Nous suivîmes une de ces rues qui faisait face au débarcadère ; elle nous conduisit sur le bord de la mer, auprès du temple de Sam-Kay. Il était fermé et nous dûmes, pour nous en faire ouvrir les portes, faire des offrandes de fleurs et de fruits au Dieu chinois des jardins.

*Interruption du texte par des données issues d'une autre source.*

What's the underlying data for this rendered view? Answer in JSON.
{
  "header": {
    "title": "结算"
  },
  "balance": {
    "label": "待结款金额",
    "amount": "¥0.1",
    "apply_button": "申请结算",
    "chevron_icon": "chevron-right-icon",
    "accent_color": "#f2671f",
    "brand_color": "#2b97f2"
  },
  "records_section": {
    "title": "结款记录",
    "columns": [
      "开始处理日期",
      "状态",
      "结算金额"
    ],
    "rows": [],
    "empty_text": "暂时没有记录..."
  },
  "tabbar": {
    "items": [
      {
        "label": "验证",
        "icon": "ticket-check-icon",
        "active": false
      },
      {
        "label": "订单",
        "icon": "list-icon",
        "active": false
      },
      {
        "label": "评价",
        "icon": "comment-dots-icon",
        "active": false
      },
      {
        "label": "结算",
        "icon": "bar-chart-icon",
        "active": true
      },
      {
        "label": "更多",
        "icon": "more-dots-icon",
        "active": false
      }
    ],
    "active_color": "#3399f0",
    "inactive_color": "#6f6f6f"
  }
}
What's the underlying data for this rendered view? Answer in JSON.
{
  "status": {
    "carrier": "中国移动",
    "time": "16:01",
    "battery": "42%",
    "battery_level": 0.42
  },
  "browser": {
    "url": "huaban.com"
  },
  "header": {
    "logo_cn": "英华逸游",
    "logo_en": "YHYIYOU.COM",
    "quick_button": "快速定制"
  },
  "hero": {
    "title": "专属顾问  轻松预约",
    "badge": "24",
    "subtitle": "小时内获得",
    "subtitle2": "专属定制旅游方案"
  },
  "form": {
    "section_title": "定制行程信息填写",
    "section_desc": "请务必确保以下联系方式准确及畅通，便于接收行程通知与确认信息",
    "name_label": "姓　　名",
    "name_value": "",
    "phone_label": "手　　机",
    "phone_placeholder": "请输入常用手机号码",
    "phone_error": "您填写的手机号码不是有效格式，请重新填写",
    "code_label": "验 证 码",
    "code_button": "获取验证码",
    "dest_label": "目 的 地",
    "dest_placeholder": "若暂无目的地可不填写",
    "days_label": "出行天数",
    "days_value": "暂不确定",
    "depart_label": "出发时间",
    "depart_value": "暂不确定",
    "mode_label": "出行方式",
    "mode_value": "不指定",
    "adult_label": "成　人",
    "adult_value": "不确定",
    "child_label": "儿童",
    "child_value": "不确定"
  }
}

Un bonze nous introduisit enfin dans l’enceinte, mais rien n’était digne de nous y retenir. La population bouddhiste de Singapour n’est guère composée que de Chinois assez misérables ou se souciant fort peu de leur divinité, de sorte qu’elle me parut un peu délaissée. La chose la plus curieuse de l’édifice était deux énormes lions de pierre, couchés de chaque côté de la porte. Leurs gueules étaient entrouvertes, et, à travers leurs dents, on pouvait voir et faire jouer à l’intérieur de la mâchoire deux grosses boules taillées dans le bloc même qui en remplissaient toute la cavité. Ce tour de force de sculpture nous prouvait assez l’origine chinoise des gardiens du temple.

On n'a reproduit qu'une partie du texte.